Kdenlive 20.12 Highlights
The full list of changes Is available in this link, where we also see the changes in the rest of the KDE app set. Taking into account that there are almost 400 lines, it is difficult to mention all the most outstanding news, but looking above we see the following as interesting:
- Effects layer improved.
- Ability to hide the effect of subtitles from the user interface.
- Now you cannot create invalid subtitles with empty lines.
- Reverted the OpenGL change that caused crashes on some systems.
- Allows you to create a mix when we don’t have a default mix duration available at the end of the clip.
- Blacklist effects updated.
- Effects descriptions and categories updated.
- A function has been added to remove all subtitles from the subtitle template.
- New rule in the timeline toolbar to activate subtitle editing.
- Mix all parts of grouped clips.
- In Rotoscope, an auto keyframe button has been added to the monitor tool to add a keyframe automatically when moving a point.
- Obsolete components removed.
- Fix, Fix, Fix, Fix… which means that a lot of what they have entered is fixes.
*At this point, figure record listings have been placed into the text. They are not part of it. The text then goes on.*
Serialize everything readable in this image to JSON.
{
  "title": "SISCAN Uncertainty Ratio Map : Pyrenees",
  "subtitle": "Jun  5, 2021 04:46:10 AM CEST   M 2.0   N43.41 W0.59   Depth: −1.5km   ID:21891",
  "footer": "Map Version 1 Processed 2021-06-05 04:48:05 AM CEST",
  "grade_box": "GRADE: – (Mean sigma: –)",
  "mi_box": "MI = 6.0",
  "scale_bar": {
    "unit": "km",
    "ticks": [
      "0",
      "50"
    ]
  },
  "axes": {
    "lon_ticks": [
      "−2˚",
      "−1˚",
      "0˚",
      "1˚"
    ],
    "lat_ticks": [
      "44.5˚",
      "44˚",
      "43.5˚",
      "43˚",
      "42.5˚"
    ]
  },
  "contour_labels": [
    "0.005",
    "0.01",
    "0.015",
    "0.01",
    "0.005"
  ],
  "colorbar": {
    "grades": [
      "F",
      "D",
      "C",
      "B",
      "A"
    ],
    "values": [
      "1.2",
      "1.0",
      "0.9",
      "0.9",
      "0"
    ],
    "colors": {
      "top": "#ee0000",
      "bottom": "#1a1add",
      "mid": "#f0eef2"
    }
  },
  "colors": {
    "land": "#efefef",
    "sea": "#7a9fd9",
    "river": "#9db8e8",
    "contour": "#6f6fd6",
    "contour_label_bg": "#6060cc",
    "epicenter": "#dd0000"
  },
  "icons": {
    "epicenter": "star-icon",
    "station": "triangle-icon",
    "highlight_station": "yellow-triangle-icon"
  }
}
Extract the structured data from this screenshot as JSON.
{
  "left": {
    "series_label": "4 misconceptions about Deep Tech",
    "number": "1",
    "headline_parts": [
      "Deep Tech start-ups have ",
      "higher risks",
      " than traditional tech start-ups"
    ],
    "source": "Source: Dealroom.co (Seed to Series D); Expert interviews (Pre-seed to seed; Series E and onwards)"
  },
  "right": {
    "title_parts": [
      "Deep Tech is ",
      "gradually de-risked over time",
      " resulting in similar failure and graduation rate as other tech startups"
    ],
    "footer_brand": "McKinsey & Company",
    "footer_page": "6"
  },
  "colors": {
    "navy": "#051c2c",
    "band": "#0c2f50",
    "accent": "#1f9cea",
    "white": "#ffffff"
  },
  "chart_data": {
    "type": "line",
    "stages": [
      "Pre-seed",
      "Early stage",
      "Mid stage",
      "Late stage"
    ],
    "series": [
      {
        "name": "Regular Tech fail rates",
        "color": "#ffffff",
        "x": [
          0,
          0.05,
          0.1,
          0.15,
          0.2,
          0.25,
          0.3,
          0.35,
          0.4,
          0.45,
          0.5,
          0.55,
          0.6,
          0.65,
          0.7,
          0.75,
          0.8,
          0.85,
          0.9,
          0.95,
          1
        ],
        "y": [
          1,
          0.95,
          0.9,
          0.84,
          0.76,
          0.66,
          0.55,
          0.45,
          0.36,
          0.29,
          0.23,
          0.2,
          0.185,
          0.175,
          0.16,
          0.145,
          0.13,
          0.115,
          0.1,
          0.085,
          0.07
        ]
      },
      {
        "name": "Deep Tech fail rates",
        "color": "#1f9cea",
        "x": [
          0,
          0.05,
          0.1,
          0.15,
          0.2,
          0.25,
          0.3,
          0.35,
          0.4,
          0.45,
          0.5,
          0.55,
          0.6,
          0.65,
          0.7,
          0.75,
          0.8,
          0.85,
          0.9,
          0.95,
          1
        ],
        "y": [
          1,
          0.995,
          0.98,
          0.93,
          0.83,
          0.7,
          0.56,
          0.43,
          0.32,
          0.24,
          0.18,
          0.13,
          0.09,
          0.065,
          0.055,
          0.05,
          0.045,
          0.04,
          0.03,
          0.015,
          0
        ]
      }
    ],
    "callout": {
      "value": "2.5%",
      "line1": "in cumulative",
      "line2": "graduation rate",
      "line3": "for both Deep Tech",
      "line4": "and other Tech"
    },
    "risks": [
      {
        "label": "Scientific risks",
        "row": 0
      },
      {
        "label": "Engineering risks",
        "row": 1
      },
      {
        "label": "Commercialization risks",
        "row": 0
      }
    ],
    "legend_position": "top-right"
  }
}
Available now, but only on Flathub for now
As we mentioned at the beginning of this article, the release is not official and KDE has not released it yet like other times, but yes it can be downloaded from Flathub. In the next few hours it is expected that they will upload it to their official Web, something they will do first with the AppImage version, and some distributions will add them to their official repositories, at least those that use the Rolling Release development model. In KDE neon they are already available, and Kubuntu + Backports will arrive (they should) after the first or second maintenance update, that is, in January or February.